Heiligenhaus. . Kabarettist Jens Neutag präsentierte sein Programm „Deutschland-Syndrom“.das Publikum fand Gefallen an humorvollen, manchmal sarkastischen Szenen
„Ich mache heute Kabarett, Kleinkunst gleich vor Ort“, stellt sich Jens Neutag seinem Publikum im Club mit einem breiten Lachen vor. Vor vollen Sitzreihen steht der Kabarettist auf der kleinen Bühne und beginnt sein Programm des Abends. Zwei Mal fünfzig Minuten lang, das sei kein Zuckerschlecken, warnt er. Das Thema? Das Deutschland-Syndrom. Was genau das sei? Ja, das wisse er selbst nicht so genau, aber wir Deutschen leiden offensichtlich daran.
Die Symptome zählt er im Laufe des Abends auf. Helene Fischer, Angela Merkel, Integration, Hallenbäder: Neutag thematisiert querbeet fast alles. Und nimmt dabei kein Blatt vor den Mund. Deftige und teilweise heftige Kritik am politischen System, aber auch an der Mentalität und dem Verhalten der Deutschen trägt er vor, stets mit ordentlich Humor und einer Prise Sarkasmus. Scheint zu wirken, die Leute liegen wortwörtlich vor Lachen unter den Stühlen, bricht unter einem Besucher doch glatt der Stuhl zusammen. Auch darauf geht der Kabarettist spontan ein, flechtet es in sein Programm ein. Auch seine Imitationen des rauchenden, hustenden Altkanzlers Helmut Schmidt, eines neureichen-„Management Trainers“ oder des gestressten Therapie-Patienten kommen gut an.
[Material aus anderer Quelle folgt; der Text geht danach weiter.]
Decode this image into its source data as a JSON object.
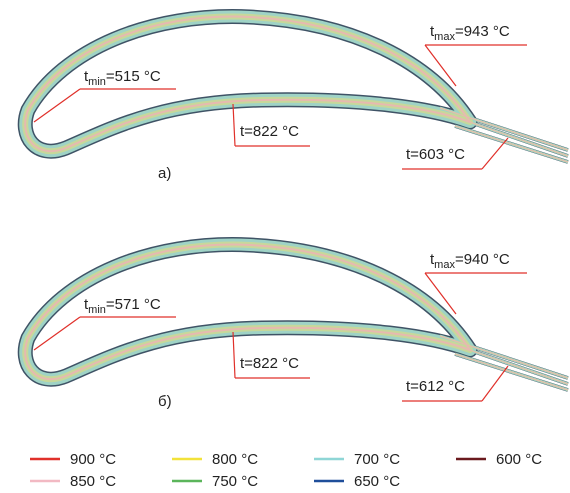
{
  "panels": [
    {
      "label": "а)",
      "annotations": [
        {
          "symbol": "t",
          "subscript": "max",
          "text": "=943 °C"
        },
        {
          "symbol": "t",
          "subscript": "min",
          "text": "=515 °C"
        },
        {
          "text": "t=822 °C"
        },
        {
          "text": "t=603 °C"
        }
      ]
    },
    {
      "label": "б)",
      "annotations": [
        {
          "symbol": "t",
          "subscript": "max",
          "text": "=940 °C"
        },
        {
          "symbol": "t",
          "subscript": "min",
          "text": "=571 °C"
        },
        {
          "text": "t=822 °C"
        },
        {
          "text": "t=612 °C"
        }
      ]
    }
  ],
  "legend": [
    {
      "label": "900 °C",
      "color": "#e0302a"
    },
    {
      "label": "800 °C",
      "color": "#f2e23a"
    },
    {
      "label": "700 °C",
      "color": "#8fd6d6"
    },
    {
      "label": "600 °C",
      "color": "#6a1a1e"
    },
    {
      "label": "850 °C",
      "color": "#f2b9c3"
    },
    {
      "label": "750 °C",
      "color": "#5bb55b"
    },
    {
      "label": "650 °C",
      "color": "#1f4e9a"
    }
  ]
}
„Mir tut vor Lachen richtig der Bauch weh“, klagt Besucherin Christine Neue mit einem breiten Grinsen. Auch ihr Mann scheint sich gut zu amüsieren, verschluckt sich fast an seinem Getränk. Die Frage nach dem Unterschied zwischen Ministerwahl und Lottoziehung habe ihm besonders gut gefallen. Der Unterschied? Beim Lotto seien, laut Neutag, wenigstens sechs Richtige dabei.
Doch die Witze des Kabarett-Künstlers beziehen sich nicht nur auf den weltweiten Wandel und die großen Veränderungen in Deutschland, auch ortsnahe Dinge wie der Velberter Willy-Brandt-Platz werden auf’s Korn genommen. Nichts und niemand ist am Mittwochabend sicher vor Neutag, besonders der deutsche Durchschnittsbürger muss einiges einstecken. „Ich finde es gut, dass er bestimmte Themen nicht umschifft, sondern sich traut, auch Kontroverses zu thematisieren“, meint Peet Orlowski, der mit einigen Kollegen gekommen war, um ein wenig zu lachen und einen netten Abend zu verbringen. Und nebenbei noch ein wenig zum Nachdenken angeregt zu werden. „Talent hat der auf jeden Fall, allein schon wie viele verschiedene Stimmen und Akzente er nachmachen kann, echt unterhaltsam“, lacht Orlowski. Und erntet dafür zustimmendes Nicken, Neutag biete erfrischende Unterhaltung auf hohem Niveau.